Author Notes: Deep fry shrimp and potatoes with sweet sour and creamy sauce. - Hidemi
- 3/4 pounds Shrimp, deveined, peeled with tails on
- 2 Small Potatoes about 2/3 lb
- 1 cup canned Lima beans, drained
- 5 tablespoons Milk
- 4 teaspoons Lemon Juice
- 2 teaspoons Grated Garlic Clove
- 2 teaspoons Granulated Sugar
- 3 tablespoons Flour
- 3 tablespoons Corn Starch
- Vegetable Oil for deep fry
- Cut potatoes into 1/4 inch round slices, wrap in a plastic wrap and heat in a microwave for 2 minutes or until tender.
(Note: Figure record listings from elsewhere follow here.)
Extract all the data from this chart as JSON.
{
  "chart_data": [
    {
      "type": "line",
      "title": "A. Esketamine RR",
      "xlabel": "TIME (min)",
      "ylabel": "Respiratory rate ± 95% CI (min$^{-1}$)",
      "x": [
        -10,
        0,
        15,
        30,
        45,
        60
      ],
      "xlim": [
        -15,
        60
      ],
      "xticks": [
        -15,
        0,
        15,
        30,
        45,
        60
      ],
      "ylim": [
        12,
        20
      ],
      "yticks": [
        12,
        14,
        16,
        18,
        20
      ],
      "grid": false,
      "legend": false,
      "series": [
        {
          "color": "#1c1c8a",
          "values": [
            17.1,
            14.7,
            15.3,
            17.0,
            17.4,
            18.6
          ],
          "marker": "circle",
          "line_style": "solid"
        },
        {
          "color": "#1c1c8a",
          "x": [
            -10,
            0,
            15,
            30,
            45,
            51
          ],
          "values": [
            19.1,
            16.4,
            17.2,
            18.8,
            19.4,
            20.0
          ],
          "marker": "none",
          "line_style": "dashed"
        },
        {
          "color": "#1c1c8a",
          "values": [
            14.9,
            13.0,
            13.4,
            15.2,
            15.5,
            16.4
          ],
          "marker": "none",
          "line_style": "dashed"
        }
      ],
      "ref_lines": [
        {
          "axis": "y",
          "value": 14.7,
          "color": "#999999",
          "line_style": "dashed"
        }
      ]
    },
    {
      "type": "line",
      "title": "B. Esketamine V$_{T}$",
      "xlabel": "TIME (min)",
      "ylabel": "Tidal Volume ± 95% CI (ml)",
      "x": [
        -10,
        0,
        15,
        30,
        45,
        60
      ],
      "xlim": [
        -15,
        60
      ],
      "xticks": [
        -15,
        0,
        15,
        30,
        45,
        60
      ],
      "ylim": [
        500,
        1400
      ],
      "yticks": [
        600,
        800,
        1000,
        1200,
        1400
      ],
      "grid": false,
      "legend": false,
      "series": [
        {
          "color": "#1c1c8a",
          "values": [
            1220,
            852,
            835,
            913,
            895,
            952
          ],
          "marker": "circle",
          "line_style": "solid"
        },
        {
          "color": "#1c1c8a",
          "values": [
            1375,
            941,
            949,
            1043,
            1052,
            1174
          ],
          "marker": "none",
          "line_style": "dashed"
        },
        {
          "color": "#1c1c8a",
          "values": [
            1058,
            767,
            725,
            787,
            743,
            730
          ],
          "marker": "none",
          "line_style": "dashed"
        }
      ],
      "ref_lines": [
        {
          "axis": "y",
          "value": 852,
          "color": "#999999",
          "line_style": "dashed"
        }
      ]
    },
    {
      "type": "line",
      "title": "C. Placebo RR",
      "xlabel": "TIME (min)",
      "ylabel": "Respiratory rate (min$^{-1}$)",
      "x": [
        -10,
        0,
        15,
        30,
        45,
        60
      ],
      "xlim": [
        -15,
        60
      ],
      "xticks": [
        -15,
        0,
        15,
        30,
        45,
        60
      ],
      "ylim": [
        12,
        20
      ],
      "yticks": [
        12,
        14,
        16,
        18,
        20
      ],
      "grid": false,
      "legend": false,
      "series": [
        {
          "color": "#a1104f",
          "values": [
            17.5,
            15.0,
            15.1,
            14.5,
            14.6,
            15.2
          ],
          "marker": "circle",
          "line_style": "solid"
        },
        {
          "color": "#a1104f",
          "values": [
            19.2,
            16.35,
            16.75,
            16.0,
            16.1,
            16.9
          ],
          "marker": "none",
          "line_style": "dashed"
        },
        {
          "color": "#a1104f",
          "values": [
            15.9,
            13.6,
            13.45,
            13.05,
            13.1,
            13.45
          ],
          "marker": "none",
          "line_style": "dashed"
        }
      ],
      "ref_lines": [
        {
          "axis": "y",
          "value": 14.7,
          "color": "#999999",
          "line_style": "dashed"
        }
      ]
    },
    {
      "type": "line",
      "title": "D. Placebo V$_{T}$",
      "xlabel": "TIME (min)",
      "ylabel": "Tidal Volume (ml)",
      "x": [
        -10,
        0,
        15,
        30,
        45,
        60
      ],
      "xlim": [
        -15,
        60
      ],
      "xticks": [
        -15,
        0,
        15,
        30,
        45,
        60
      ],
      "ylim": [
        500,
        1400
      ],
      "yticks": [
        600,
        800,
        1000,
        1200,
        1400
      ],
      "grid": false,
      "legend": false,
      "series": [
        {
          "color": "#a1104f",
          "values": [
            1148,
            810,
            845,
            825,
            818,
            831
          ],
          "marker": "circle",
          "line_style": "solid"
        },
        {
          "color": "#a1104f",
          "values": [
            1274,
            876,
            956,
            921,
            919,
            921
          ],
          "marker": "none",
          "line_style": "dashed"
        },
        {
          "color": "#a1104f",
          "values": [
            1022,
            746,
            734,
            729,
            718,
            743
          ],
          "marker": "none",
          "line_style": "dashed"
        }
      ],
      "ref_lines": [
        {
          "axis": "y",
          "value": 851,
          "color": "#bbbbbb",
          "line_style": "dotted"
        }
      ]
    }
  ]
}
- Make sauce. In a bowl, combine milk, mayonnaise, lemon juice, grated garlic clove, granulated sugar, salt and pepper. Mix well.
- In another bowl, combine flour and corn starch. Mix well.
- Sprinkle salt and pepper over shrimp and potatoes. Then coat them with flour and corn starch mixture.
- Heat vegetable oil in a frying pan, deep fry shrimp and then potatoes. Drain and put them into the sauce bowl. Add lima beans to the bowl too. Toss to coat.